More than 500 academics call on universities to stop accepting research funding from fossil fuel industry
A group of more than 500 academics on Monday called on American and British universities to ban accepting funding for climate research from fossil fuel companies.
In the letter, signatories wrote that accepting such funding undermined the academic integrity of the research it enables.
“To be clear, our concern is not with the integrity of individual academics. Rather, it is with the systemic issue posed by the context in which academics must work, one where fossil fuel industry funding can taint critical climate-related research,” the letter states.
The writers compared accepting fossil fuel funding to public health researchers accepting money from the tobacco industry, which numerous institutions already have a policy of rejecting. Those policies, they write, are based on not only the conflict of interest but also the tobacco industry’s history of obfuscating the link between its product and health issues.

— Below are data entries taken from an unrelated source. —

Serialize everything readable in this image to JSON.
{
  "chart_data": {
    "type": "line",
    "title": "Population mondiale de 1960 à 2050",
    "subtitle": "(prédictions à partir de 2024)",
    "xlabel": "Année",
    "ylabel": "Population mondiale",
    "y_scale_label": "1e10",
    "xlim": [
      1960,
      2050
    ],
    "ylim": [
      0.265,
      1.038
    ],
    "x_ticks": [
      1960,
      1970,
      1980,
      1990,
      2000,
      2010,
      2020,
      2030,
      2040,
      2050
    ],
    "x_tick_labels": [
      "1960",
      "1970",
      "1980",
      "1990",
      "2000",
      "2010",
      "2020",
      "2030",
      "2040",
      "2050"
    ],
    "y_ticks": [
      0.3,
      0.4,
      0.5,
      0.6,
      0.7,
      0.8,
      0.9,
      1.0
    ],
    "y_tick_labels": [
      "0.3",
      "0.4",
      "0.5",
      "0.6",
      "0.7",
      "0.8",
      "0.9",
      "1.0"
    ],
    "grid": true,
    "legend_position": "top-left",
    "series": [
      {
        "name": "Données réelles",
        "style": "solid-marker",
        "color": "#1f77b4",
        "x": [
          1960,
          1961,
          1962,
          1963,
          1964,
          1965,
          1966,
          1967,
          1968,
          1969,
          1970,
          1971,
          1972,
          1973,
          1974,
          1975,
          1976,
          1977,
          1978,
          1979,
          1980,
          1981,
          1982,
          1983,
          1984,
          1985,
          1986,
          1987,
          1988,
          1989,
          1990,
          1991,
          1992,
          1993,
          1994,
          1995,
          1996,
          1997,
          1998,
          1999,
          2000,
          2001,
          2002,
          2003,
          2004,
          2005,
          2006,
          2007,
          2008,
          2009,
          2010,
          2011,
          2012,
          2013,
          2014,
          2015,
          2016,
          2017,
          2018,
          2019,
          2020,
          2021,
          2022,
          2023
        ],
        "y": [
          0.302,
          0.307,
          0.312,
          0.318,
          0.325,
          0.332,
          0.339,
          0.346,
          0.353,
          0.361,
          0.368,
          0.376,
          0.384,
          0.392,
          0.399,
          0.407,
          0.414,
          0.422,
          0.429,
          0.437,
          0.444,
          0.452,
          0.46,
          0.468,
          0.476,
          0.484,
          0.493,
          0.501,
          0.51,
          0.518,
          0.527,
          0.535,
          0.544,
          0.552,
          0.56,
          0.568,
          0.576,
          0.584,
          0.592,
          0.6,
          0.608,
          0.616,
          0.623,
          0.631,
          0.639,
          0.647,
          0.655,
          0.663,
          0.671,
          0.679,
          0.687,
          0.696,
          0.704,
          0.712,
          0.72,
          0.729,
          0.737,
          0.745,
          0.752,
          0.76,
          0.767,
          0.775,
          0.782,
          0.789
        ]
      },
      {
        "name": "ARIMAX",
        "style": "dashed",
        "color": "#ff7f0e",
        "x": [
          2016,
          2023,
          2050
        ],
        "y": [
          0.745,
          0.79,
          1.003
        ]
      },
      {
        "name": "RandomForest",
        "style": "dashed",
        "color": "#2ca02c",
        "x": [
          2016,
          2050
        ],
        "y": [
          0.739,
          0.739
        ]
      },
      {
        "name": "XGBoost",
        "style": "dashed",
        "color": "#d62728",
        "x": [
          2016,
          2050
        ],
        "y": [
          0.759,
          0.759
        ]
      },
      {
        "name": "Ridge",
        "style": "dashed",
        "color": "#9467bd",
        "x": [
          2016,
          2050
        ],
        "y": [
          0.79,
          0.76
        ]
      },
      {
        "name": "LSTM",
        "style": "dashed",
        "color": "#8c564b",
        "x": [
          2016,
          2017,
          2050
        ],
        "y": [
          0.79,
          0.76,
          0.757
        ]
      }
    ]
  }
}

The letter draws a parallel between this misinformation and the fossil fuel industry’s own history of obscuring the link between the burning of fossil fuels and climate change. In a hearing of the House Oversight Committee last year, Chairwoman Carolyn Maloney (D-N.Y.) repeatedly questioned fossil fuel executives on whether they had knowingly obscured this link, which all the witnesses denied.
Signers of the letter included activist and philosopher Cornel West, former Archbishop of Canterbury Rowan Williams and Pennsylvania State University climatologist Michael Mann.
“It’s time for universities to stop selling their credibility to polluters,” Mann told The Hill in a statement.
“Taking money from fossil fuel companies to support climate and energy research is a bit like taking money from Russia to study American cyber-security.”
The letter comes amid an ongoing campaign to pressure universities to divest from fossil fuel companies. In one of that effort’s highest-profile victories thus far, Harvard University announced last September that it would pull its $42 billion endowment from the fossil fuel industry.